Pain after rotator cuff repair - why is it such an issue?

Opioid Requirement After Rotator Cuff Repair is Low With a Multimodal

These authors state that "Perhaps the most common serious complication of arthroscopic rotator cuff repair (ARCR) is persistence of opiate medication intake. Patients still receive upwards of 80 oxycodone 5mg pills, or 600 morphine milligram equivalents (MMEs), leading over 20% of opioid-naïve subjects to continue to fill opioid prescriptions beyond 180 days post-surgery - a higher proportion than subjects undergoing any other elective shoulder surgery."


This is a very interesting observation, in that ARCR would seem to be a much less invasive procedure than, for example, open shoulder arthroplasty. The reasons for pain after ARCR require further investigation.


These authors sought to prospectively determine the requirements for opiate medications following ARCR. They also investigated whether a liposomal bupivacaine (LB) interscalene neve block (ISNB) is of greater value to the patient in the reduction of pain and opiate consumption compared to standard bupivacaine ISNB (control) for ARCR.



77% of all patients required fewer than 15 pills postoperatively. The LB group consumed an average of 1.7 fewer pills (13.0 MMEs) on postoperative day (POD) 1 (P= 0.02) and reported statistically lower pain during PODs 1 and 2 (P=0.01 and P= 0.006), as well ascumulatively throughout the study period (P= 0.03). In addition, LB patients 23 remained opioid free at a higher rate (44% vs. 15% in controls, P= 0.03).
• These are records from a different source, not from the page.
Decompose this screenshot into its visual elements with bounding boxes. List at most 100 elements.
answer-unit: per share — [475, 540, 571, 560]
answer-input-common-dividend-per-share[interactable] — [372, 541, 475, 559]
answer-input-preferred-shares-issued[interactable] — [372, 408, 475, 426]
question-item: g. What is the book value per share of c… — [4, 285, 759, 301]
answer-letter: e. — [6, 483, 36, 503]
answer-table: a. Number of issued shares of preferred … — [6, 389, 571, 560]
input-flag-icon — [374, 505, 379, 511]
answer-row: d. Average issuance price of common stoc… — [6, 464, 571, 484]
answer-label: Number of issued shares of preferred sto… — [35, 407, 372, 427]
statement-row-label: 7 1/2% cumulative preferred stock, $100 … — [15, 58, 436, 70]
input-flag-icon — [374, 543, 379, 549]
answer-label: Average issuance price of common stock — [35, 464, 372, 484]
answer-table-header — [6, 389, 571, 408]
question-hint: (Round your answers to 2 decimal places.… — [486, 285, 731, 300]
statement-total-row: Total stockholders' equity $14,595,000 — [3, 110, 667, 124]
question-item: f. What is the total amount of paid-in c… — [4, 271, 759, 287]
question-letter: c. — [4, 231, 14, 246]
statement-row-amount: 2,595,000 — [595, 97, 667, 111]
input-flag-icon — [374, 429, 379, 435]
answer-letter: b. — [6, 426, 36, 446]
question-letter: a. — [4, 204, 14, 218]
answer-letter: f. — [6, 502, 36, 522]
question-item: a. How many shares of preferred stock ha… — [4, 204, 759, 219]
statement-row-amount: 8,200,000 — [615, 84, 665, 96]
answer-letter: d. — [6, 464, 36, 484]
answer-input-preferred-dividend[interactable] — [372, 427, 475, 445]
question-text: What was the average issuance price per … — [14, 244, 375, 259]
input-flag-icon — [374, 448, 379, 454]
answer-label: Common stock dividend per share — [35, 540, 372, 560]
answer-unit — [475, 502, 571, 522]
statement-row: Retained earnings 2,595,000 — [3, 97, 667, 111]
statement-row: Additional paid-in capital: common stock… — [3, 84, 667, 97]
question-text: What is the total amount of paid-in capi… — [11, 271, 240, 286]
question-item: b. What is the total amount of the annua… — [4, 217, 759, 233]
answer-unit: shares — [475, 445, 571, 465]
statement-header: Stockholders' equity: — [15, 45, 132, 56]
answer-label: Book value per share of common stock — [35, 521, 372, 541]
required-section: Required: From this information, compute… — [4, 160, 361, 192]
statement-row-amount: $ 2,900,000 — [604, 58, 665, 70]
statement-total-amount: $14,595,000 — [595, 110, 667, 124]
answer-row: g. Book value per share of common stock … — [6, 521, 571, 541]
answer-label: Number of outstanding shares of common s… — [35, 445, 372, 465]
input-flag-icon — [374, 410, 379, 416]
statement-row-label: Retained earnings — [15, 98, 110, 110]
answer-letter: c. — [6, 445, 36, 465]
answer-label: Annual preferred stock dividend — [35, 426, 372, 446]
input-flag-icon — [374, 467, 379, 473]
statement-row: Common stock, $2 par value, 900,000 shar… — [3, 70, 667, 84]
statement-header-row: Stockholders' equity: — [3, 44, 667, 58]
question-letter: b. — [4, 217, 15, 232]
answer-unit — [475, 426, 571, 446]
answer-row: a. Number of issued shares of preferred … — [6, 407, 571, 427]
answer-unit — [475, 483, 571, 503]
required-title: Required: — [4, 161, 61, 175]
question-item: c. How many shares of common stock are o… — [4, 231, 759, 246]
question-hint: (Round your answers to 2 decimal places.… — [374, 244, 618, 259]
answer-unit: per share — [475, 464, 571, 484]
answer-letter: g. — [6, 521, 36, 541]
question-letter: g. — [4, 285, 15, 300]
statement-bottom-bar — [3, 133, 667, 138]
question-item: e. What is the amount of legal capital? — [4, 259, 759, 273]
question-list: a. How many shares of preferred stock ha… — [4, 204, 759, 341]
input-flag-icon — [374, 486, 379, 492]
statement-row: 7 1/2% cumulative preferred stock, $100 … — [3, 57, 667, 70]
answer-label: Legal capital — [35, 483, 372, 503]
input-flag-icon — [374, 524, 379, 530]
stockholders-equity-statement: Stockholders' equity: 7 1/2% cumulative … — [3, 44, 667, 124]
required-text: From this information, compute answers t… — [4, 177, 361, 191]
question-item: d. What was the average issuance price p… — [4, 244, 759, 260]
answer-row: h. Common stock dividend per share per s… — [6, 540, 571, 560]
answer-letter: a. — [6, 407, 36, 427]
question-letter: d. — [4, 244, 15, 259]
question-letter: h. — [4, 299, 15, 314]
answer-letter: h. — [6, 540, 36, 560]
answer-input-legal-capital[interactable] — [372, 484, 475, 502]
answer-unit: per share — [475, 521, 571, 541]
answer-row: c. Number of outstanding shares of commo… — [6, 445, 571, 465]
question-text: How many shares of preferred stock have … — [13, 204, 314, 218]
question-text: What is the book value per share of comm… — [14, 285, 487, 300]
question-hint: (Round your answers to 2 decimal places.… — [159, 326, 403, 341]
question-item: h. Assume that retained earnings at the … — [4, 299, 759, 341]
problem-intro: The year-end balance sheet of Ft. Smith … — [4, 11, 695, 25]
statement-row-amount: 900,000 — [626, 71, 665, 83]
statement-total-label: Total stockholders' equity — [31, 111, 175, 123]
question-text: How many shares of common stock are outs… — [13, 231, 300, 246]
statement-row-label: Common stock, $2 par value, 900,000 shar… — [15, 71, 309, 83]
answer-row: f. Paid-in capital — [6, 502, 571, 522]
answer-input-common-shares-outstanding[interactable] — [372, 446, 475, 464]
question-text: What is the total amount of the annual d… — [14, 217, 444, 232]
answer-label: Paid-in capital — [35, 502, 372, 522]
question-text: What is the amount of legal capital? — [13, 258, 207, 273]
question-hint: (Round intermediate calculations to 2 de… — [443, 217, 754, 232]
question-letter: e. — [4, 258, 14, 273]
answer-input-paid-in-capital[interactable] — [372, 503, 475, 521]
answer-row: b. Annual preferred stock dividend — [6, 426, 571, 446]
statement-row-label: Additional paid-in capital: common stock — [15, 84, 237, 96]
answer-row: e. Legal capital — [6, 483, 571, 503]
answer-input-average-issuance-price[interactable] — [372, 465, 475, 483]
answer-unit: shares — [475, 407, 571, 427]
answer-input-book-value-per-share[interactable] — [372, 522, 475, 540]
Of note, there was no difference in the opioid intake or pain scores after the second postoperative day










The authors point out that "the use of liposomal bupivacaine ISNB is not without its drawbacks. As with any ISNB,  LB confers a risk of adverse side effects such as hypesthesia, nausea, pyrexia, pruritus, constipation, and vomiting.""An expensive formulation, LB costs around 100 times more than standard bupivacaine per dose". Thus one might ask whether the reduction of 1.7 pills justifies this cost.


The authors' suggested protocol is shown below.



However, the manuscript does not comment on their rates of adverse effects from gabapentin, which can be an issue especially in older patients, and the rate of adverse effects from interscalene blocks.